-Beyond the Post-Military Landscape of the United Kingdom
Project Cleansweep takes its name from a Ministry of Defence (MoD) report issued in 2011 identifying sites in the UK where tens of thousands of tonnes of mustard gas, phosgene and other lethal chemicals were, since World War 1, made, processed, stored, burned and dumped in England, Wales and Scotland. To this day such sites remain problematic even when they have been returned to civilian usage
The MoD released details of Operation Cleansweep in 2011 to provide “reassurance” that residual contamination at UK sites did not pose a risk to human health or the environment. In all 14 sites were identified in this report. Subsequent research uncovered a further 56+ sites in the UK where chemical and biological weapons were once manufactured, stored, and tested. These sites are now almost all returned to civilian use, and are now within the landscape as local bathing spots, public parks, pathways, deer sanctuaries, industrial estates and petro-chemical facilities amongst others.

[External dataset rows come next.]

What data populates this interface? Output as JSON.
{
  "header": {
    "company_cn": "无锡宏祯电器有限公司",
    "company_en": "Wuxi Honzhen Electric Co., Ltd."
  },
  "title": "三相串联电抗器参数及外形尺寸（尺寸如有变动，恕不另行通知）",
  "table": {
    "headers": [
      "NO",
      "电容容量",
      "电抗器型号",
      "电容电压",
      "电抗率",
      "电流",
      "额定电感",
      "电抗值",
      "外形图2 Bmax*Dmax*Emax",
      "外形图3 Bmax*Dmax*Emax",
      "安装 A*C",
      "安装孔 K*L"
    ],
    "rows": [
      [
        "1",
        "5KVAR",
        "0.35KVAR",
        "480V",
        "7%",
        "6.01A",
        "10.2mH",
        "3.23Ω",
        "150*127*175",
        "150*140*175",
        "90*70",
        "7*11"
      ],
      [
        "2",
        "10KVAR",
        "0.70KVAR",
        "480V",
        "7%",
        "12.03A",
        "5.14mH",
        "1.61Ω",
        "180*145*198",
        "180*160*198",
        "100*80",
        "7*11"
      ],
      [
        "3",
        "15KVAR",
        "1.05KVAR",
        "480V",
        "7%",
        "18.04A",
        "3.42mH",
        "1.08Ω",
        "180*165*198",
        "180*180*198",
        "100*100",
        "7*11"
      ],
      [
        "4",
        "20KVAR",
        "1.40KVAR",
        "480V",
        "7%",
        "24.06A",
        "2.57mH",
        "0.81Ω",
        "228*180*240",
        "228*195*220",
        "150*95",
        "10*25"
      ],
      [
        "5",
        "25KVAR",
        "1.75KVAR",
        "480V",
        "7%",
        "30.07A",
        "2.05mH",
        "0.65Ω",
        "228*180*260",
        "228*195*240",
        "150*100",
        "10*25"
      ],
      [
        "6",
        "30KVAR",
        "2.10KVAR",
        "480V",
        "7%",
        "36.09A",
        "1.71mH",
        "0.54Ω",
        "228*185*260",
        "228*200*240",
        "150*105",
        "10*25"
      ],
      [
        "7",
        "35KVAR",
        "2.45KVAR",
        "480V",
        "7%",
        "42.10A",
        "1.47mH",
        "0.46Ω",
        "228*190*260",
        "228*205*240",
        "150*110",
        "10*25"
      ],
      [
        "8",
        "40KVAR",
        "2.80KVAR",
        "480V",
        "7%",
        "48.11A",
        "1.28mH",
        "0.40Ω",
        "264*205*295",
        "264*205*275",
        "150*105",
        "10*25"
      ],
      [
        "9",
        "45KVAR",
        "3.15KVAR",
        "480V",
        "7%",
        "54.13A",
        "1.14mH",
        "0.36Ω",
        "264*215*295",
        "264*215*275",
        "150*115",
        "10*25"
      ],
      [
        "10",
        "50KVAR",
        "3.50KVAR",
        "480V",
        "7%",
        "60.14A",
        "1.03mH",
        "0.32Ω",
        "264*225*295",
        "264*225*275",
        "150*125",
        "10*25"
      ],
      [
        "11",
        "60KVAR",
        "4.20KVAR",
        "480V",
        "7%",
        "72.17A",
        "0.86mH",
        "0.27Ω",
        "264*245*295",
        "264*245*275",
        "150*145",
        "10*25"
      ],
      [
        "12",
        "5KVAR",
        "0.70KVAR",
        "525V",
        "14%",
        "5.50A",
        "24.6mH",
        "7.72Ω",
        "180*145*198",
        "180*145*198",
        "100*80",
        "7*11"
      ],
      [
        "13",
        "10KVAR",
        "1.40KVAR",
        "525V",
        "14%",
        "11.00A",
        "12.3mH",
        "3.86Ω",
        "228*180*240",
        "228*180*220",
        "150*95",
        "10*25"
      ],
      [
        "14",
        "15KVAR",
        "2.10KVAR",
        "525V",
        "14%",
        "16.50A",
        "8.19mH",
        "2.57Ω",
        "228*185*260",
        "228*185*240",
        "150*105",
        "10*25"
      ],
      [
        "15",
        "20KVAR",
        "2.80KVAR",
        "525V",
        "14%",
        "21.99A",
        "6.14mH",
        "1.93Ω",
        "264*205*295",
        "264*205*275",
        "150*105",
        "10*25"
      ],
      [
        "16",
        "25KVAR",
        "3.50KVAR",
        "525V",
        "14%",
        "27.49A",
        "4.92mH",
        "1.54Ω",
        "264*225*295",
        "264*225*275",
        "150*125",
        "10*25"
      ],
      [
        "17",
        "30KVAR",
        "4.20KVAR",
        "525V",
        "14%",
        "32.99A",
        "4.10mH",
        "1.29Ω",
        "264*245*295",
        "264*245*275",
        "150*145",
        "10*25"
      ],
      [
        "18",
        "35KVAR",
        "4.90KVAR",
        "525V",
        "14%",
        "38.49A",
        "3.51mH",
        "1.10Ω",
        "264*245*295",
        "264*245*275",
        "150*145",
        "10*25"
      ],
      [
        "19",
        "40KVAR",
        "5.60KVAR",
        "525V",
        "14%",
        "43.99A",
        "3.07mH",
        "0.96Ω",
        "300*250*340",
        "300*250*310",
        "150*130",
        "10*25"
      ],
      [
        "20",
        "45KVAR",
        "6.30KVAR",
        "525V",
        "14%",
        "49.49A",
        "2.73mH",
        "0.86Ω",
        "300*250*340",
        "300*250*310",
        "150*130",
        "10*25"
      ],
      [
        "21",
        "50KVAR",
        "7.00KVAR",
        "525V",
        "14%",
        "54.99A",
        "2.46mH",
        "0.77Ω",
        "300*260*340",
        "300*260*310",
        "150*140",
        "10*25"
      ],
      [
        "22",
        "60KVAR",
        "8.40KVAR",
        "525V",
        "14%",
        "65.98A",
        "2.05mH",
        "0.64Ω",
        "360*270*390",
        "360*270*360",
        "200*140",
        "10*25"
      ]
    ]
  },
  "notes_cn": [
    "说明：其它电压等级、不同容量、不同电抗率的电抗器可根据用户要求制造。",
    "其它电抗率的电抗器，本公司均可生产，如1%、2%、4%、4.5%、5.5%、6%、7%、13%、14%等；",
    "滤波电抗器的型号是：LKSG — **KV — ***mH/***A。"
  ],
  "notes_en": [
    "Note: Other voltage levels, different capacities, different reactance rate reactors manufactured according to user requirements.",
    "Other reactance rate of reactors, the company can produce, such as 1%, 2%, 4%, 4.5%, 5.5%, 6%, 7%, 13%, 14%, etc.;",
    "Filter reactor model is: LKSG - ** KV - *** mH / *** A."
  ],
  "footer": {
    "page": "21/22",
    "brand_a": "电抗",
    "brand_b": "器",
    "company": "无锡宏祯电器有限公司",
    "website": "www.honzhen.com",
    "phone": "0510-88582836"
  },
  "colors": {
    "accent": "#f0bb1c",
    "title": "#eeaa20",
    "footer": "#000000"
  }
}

They are post militarized environments and infrastructure, and a reminder still of what was a sustained military land grab in the 20th century, when over 371,000 hectares of the British landmass was reserved and appropriated for military use.
About the author
Dara McGrath is an Irish based photographer. He is a postgraduate of photography and visual arts practice for the Institute of Art, Design and Technology Dublin. For this work he was recently a recipient of a Solas Award for Photography 2015.